There’s a lot of uncertainty in being a real estate agent. You have no way of knowing what the economy will be like in the future and whether it will support—or hinder—your sales efforts. You can’t predict how many transactions you’ll do in a given year or what your income will be. And perhaps most importantly, you don’t know whether your next client will be a dream customer or someone who will be unsatisfied and name you in a lawsuit.
Because of these questions, many real estate agents buy E&O insurance to reduce their overall business risk. They appreciate how it gives them peace of mind in case they make a mistake that brings damaging financial consequences. But in their desire to reduce uncertainty as quickly and painlessly as possible, many agents get their E&O protection through their designated broker rather than from their own policy.
It’s easy to see the appeal of this. For one thing, it’s convenient. You don’t have to identify E&O providers yourself and compare their various policies and costs. For another, you may also be able to pay for it via commission deduction, meaning you don’t have to remember to write a check. All in all, getting E&O insurance through your broker is a no-fuss way of getting E&O protection, right? Perhaps, but there are some disadvantages to consider. Here are the top 10:
- Getting E&O insurance through your broker means your future financial security depends on them keeping their E&O insurance policy in force. But what if they forgets to pay for the premium on time? Or what if they encounter financial difficulties and can’t afford to pay? If the policy lapses, your protection will cease. But you may not even know about it until after you need it. Given these uncertainties, are you still willing to bet your future financial security on your broker’s ability to keep his E&O insurance in force?
- To be effective, an E&O insurance policy must be tailored to your actual professional duties. For example, if you do open houses, but your broker’s policy does not cover them, you will be uninsured each time you do one and at risk if a prospective buyer is injured. The best way to be fully protected? Write down every element of your job and then buy an E&O insurance policy that includes those duties in its policy language.

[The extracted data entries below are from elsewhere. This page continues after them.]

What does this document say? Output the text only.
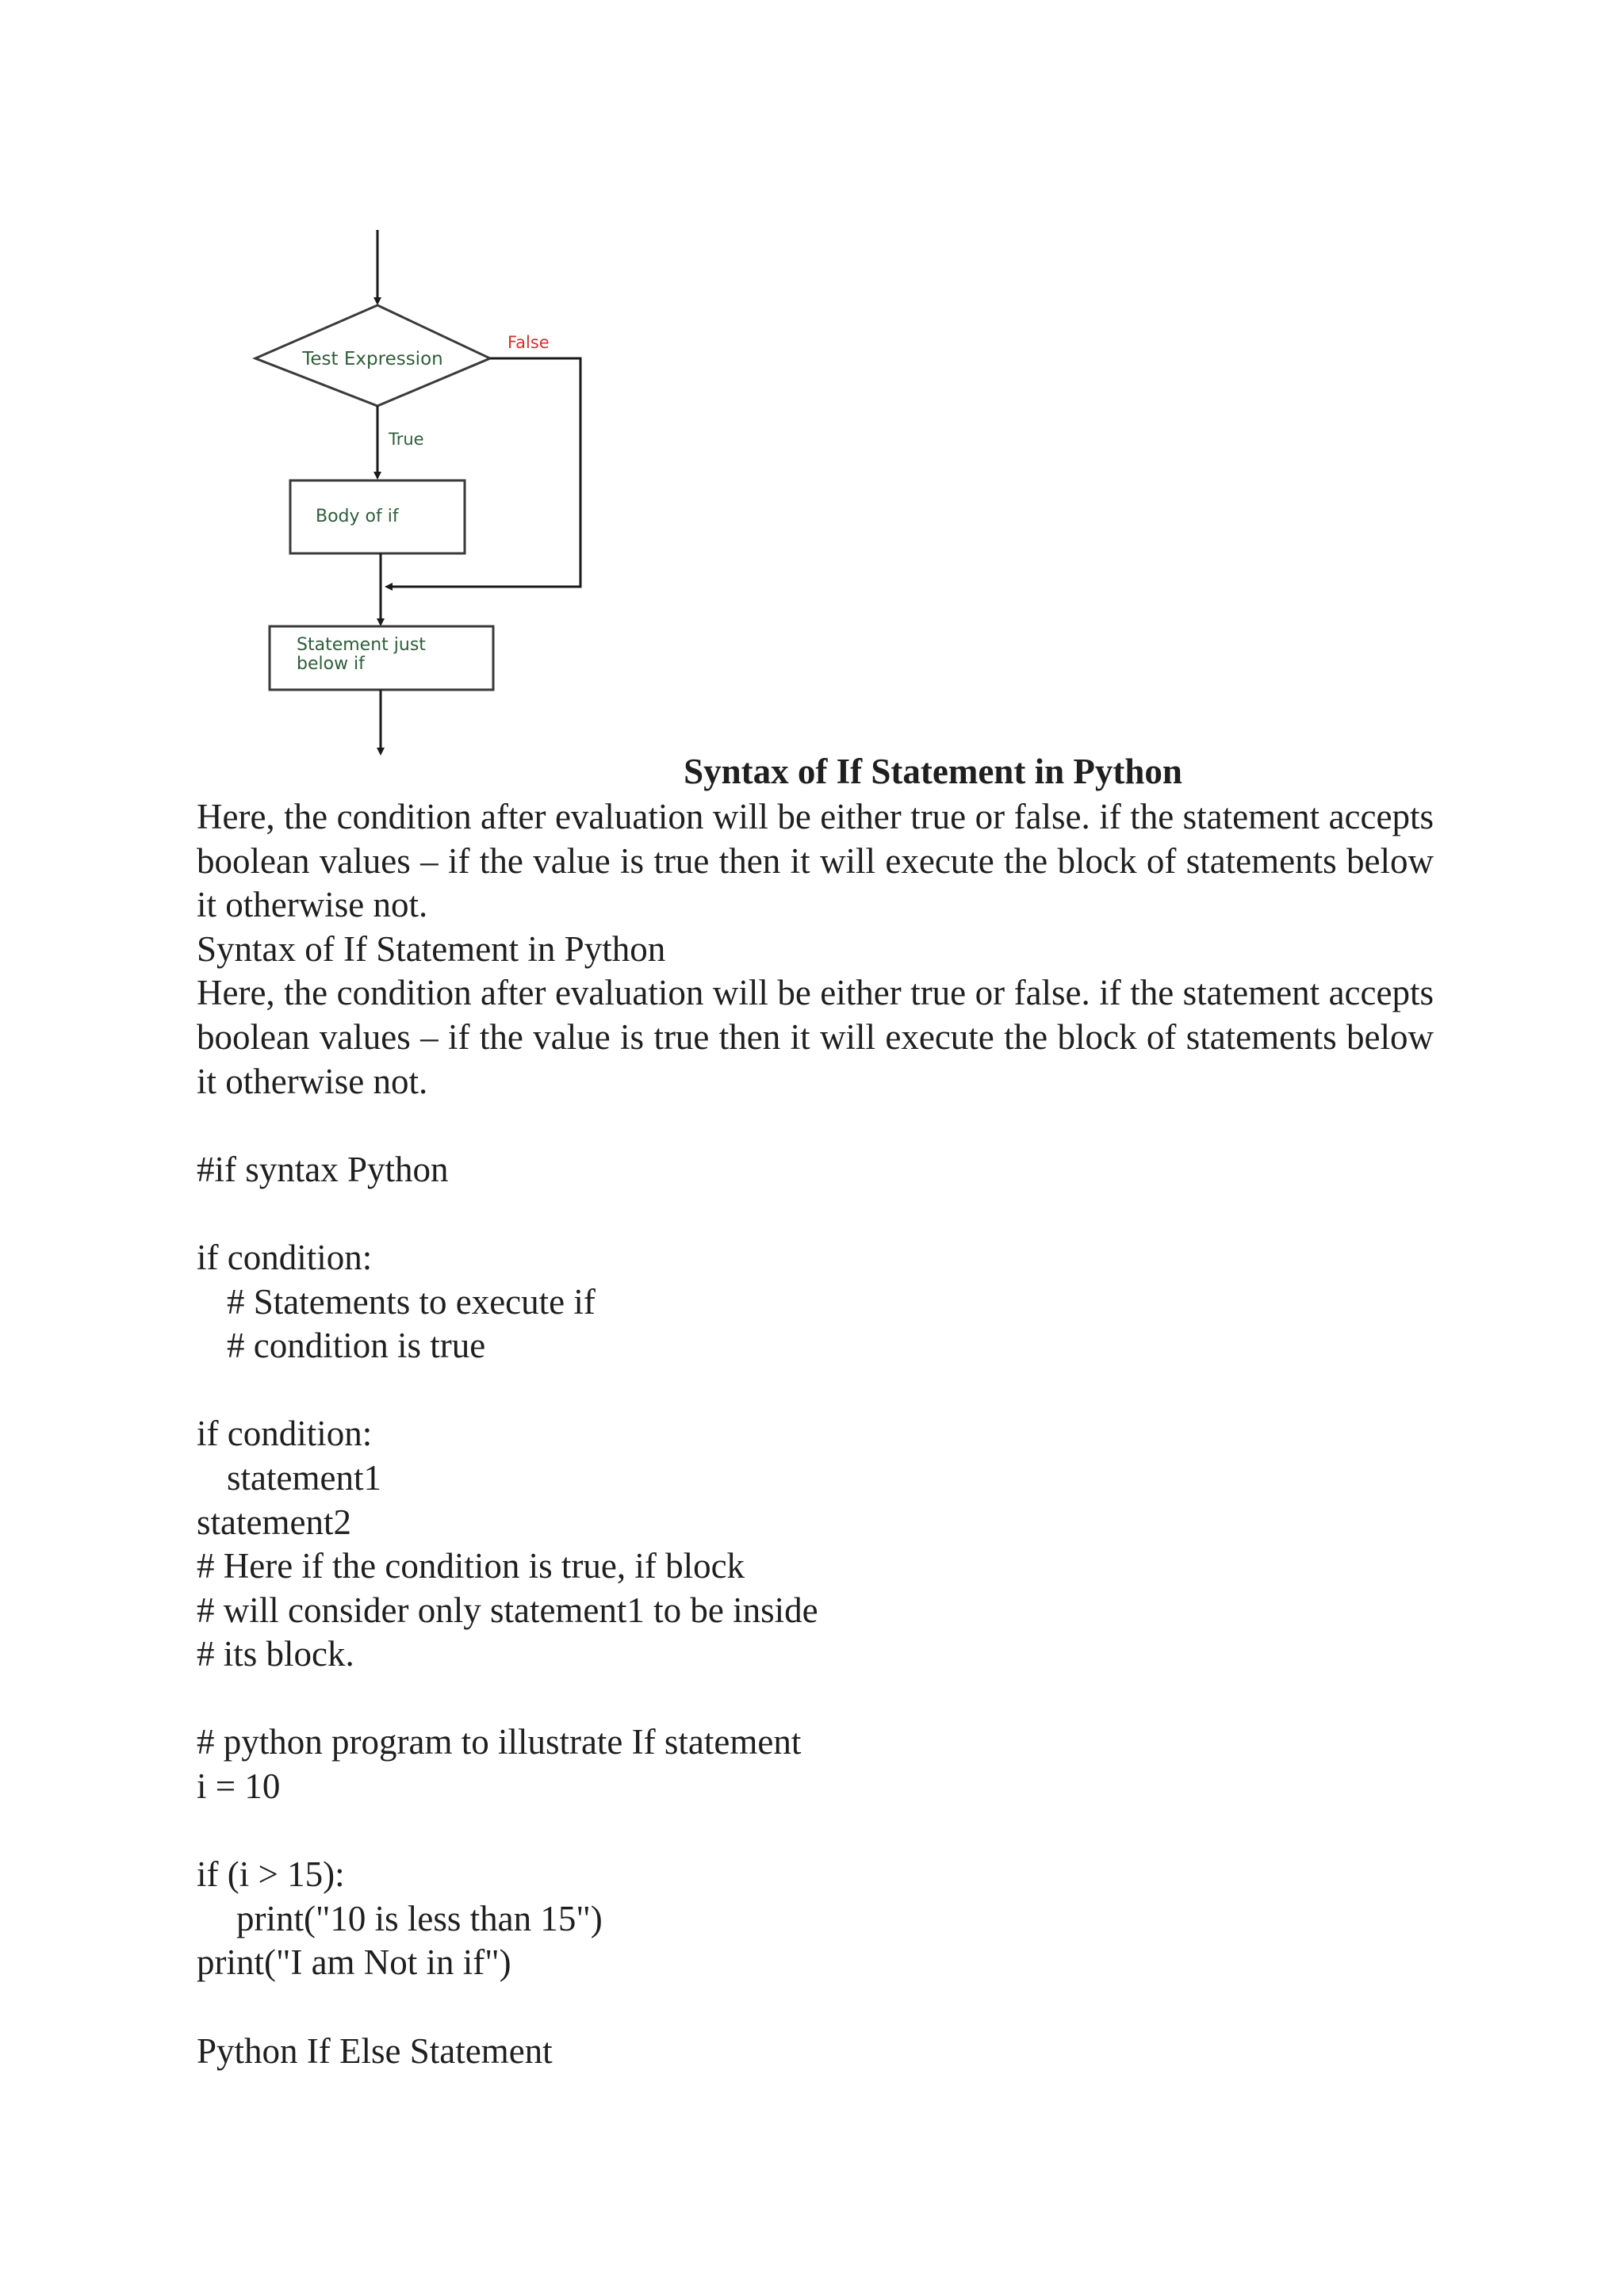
Test Expression
False
True
Body of if
Statement just
below if
Syntax of If Statement in Python

Here, the condition after evaluation will be either true or false. if the statement accepts boolean values – if the value is true then it will execute the block of statements below it otherwise not.

Syntax of If Statement in Python

Here, the condition after evaluation will be either true or false. if the statement accepts boolean values – if the value is true then it will execute the block of statements below it otherwise not.

#if syntax Python

if condition:

# Statements to execute if

# condition is true

if condition:

statement1

statement2

# Here if the condition is true, if block

# will consider only statement1 to be inside

# its block.

# python program to illustrate If statement

i = 10

if (i > 15):

print("10 is less than 15")

print("I am Not in if")

Python If Else Statement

- Another uncertainty relates to the limits on your broker’s E&O insurance policy. This number—say, $1 million—caps the total claim payout during the policy’s term to that amount. For instance, if a policy pays out $500,000 in connection with a colleague’s E&O insurance claim, it will leave only $500,000 for all other claims that arise during the policy period. Two other $250,000 claims will exhaust the remaining coverage, leaving you unprotected should you get sued. To prevent this from happening, consider buying your own policy so you don’t have to share limits with anyone else.
- If you switch firms or start your own, your new E&O insurance policy might have so-called “prior acts” coverage. This means it will protect you if a transaction you did at your prior firm goes bad. However, retroactive coverage normally only applies if you maintained continuous E&O insurance protection. If your broker let her policy lapse during your tenure, your prior acts coverage would not apply to any loss that occurs before the gap. To receive protection, you would need to buy special prior-acts coverage. Again, having your own insurance and keeping it in force continuously will eliminate gaps that can put you at risk later.

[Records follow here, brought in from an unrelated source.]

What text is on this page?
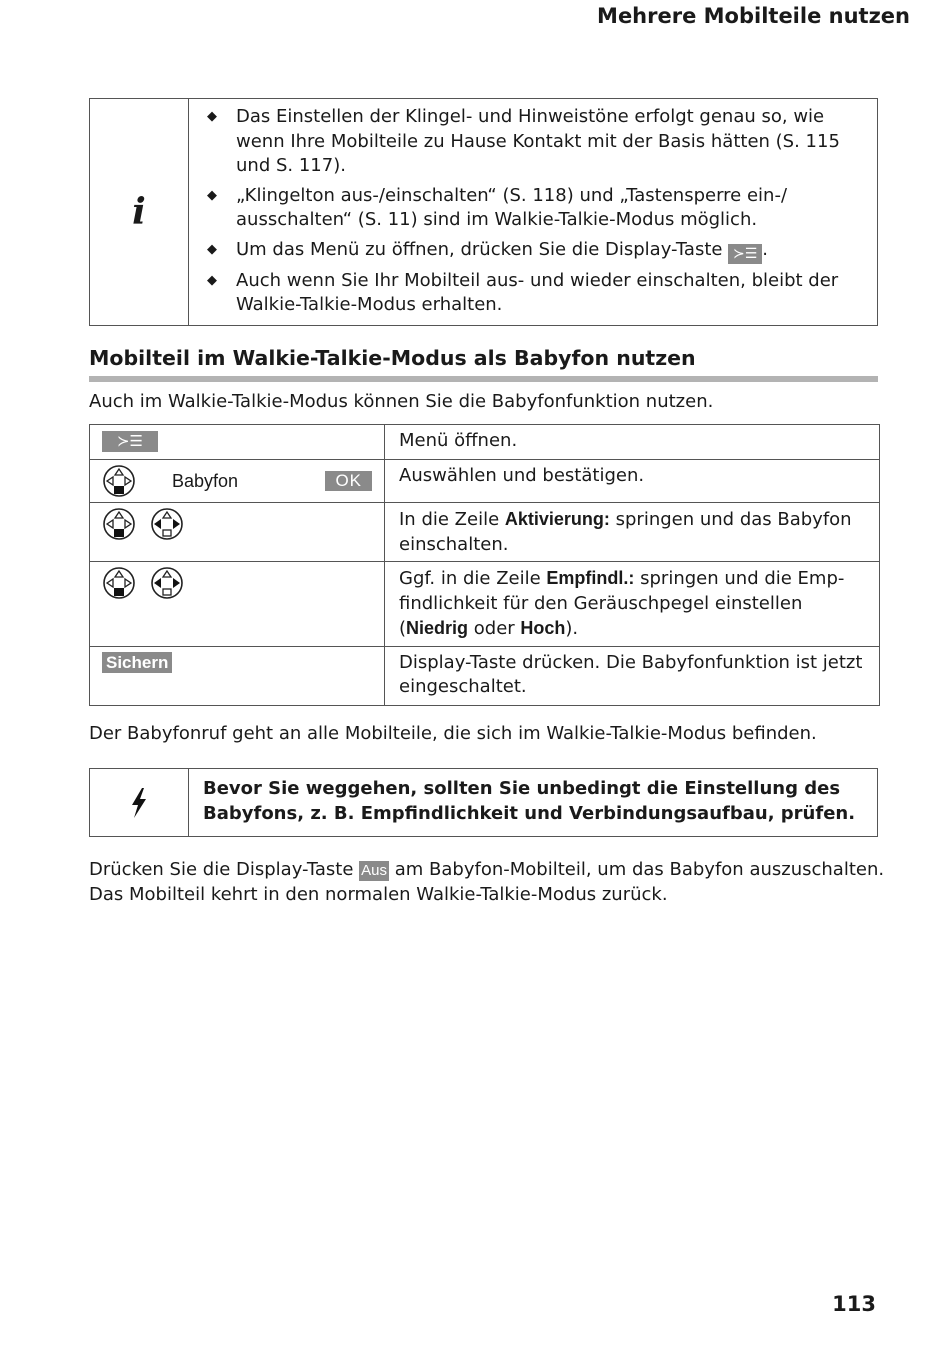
Mehrere Mobilteile nutzen
i
◆	Das Einstellen der Klingel- und Hinweistöne erfolgt genau so, wie wenn Ihre Mobilteile zu Hause Kontakt mit der Basis hätten (S. 115 und S. 117).
◆	„Klingelton aus-/einschalten“ (S. 118) und „Tastensperre ein-/ ausschalten“ (S. 11) sind im Walkie-Talkie-Modus möglich.
◆	Um das Menü zu öffnen, drücken Sie die Display-Taste ≻☰ .
◆	Auch wenn Sie Ihr Mobilteil aus- und wieder einschalten, bleibt der Walkie-Talkie-Modus erhalten.
Mobilteil im Walkie-Talkie-Modus als Babyfon nutzen
Auch im Walkie-Talkie-Modus können Sie die Babyfonfunktion nutzen.
≻☰	Menü öffnen.

Babyfon OK	Auswählen und bestätigen.

	In die Zeile Aktivierung: springen und das Babyfon einschalten.

	Ggf. in die Zeile Empfindl.: springen und die Empfindlichkeit für den Geräuschpegel einstellen (Niedrig oder Hoch).
Sichern	Display-Taste drücken. Die Babyfonfunktion ist jetzt eingeschaltet.
Der Babyfonruf geht an alle Mobilteile, die sich im Walkie-Talkie-Modus befinden.
Bevor Sie weggehen, sollten Sie unbedingt die Einstellung des Babyfons, z. B. Empfindlichkeit und Verbindungsaufbau, prüfen.
Drücken Sie die Display-Taste Aus am Babyfon-Mobilteil, um das Babyfon auszuschalten.
Das Mobilteil kehrt in den normalen Walkie-Talkie-Modus zurück.
113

- When you have E&O insurance through your broker, you are assuming he will provide you with continuous protection. But what if you get into a dispute with the person? Will he still allow you to remain on his E&O insurance policy? Will the price remain the same? Will your future claims be handled expeditiously and fairly? All of those are open questions, which wouldn’t be the case if you had your own policy.
- Now, what happens if your broker decides to sell her firm to or to simply shut down? Once again, you might be looking at a “prior acts” issue, which means you would have no protection for any claim arising from an event before or during the coverage gap.

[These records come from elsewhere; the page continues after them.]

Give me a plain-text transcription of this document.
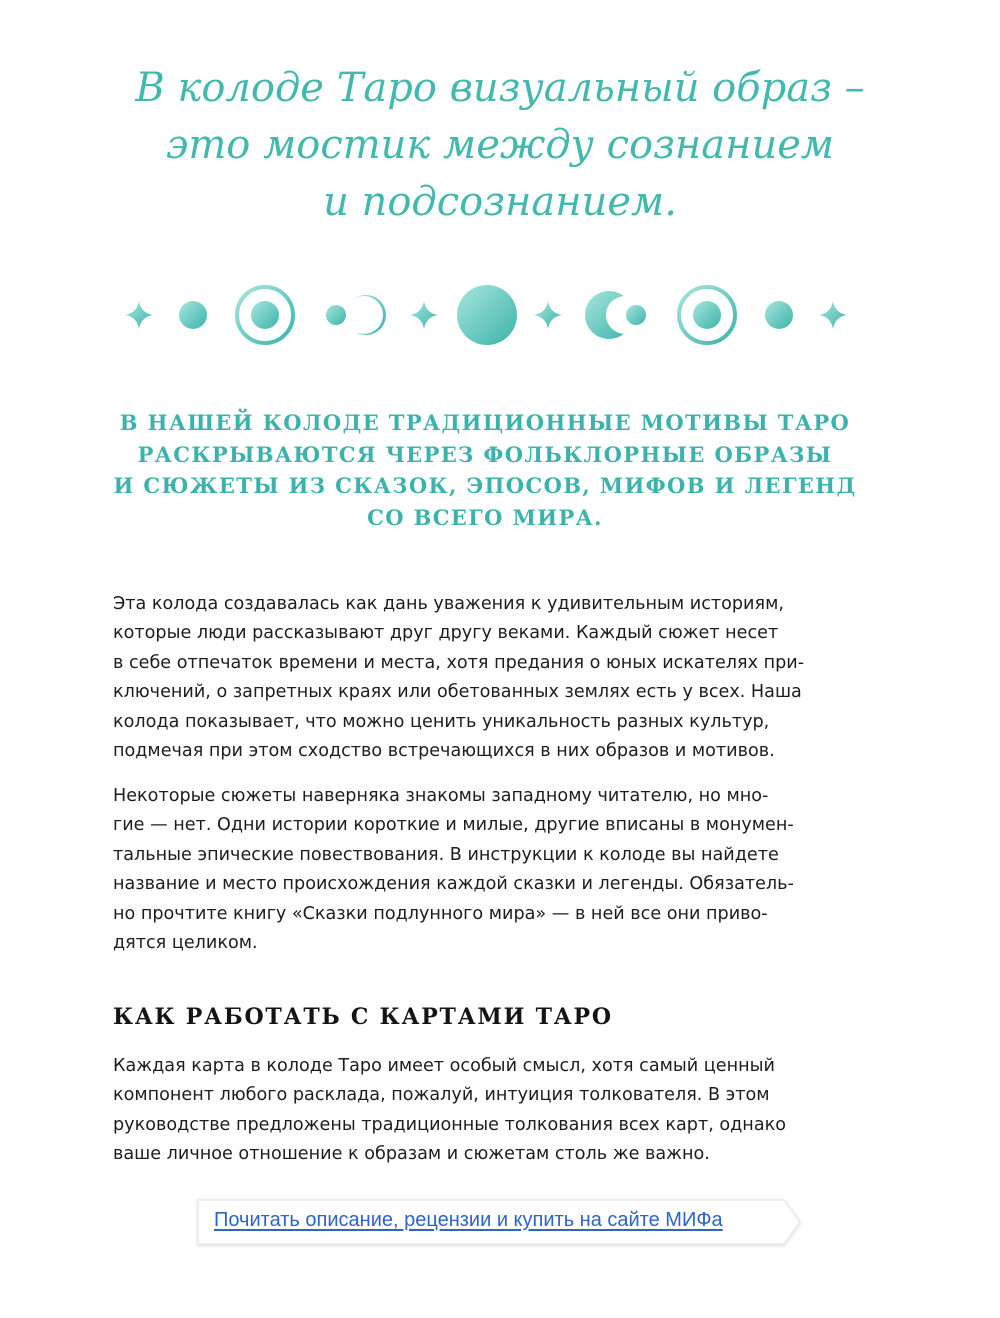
В колоде Таро визуальный образ –
это мостик между сознанием
и подсознанием.
В НАШЕЙ КОЛОДЕ ТРАДИЦИОННЫЕ МОТИВЫ ТАРО
РАСКРЫВАЮТСЯ ЧЕРЕЗ ФОЛЬКЛОРНЫЕ ОБРАЗЫ
И СЮЖЕТЫ ИЗ СКАЗОК, ЭПОСОВ, МИФОВ И ЛЕГЕНД
СО ВСЕГО МИРА.
Эта колода создавалась как дань уважения к удивительным историям,
которые люди рассказывают друг другу веками. Каждый сюжет несет
в себе отпечаток времени и места, хотя предания о юных искателях при-
ключений, о запретных краях или обетованных землях есть у всех. Наша
колода показывает, что можно ценить уникальность разных культур,
подмечая при этом сходство встречающихся в них образов и мотивов.
Некоторые сюжеты наверняка знакомы западному читателю, но мно-
гие — нет. Одни истории короткие и милые, другие вписаны в монумен-
тальные эпические повествования. В инструкции к колоде вы найдете
название и место происхождения каждой сказки и легенды. Обязатель-
но прочтите книгу «Сказки подлунного мира» — в ней все они приво-
дятся целиком.
КАК РАБОТАТЬ С КАРТАМИ ТАРО
Каждая карта в колоде Таро имеет особый смысл, хотя самый ценный
компонент любого расклада, пожалуй, интуиция толкователя. В этом
руководстве предложены традиционные толкования всех карт, однако
ваше личное отношение к образам и сюжетам столь же важно.
Почитать описание, рецензии и купить на сайте МИФа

- Another question to consider: what if your business model is riskier than your broker’s? You would need higher limits, right? But what if your broker is happy with their lower limits? If you stayed under their policy, you would potentially put yourself at risk of having to pay the difference between a large court judgment against you and the lower limits in their existing policy. Would the difference between a large legal payout and your broker’s lower limit wipe out your savings?
- If you switch firms or your current firm is taken over, will your new firm’s E&O insurance cover the type of work you do? And will it still be reasonably priced?
- And what if your firm loses access to its E&O program or canceled midterm? Will your new firm’s E&O insurer cover the transactions you did at your prior firm?
- Your broker carrier’s financial condition is questionable. Would your broker carrier be unwilling or able to pay our E&O claim or provide a defense?
In short, given the uncertainties of doing business today, are you willing to assume the risk of getting insurance through your broker when you could have E&O insurance that’s fully tailored to your business and guaranteed to be there when you need it (as long as you pay your premiums on time)? Today, more agents are going the latter route, especially since there may be little or no financial advantage to getting insured through your broker.
So what say you? Does having your own E&O insurance provide extra peace of mind in a risky business environment? If so, is it time to join the growing number of agents who pay for their own E&O insurance? Increasing numbers of agents today answer, “Yes!”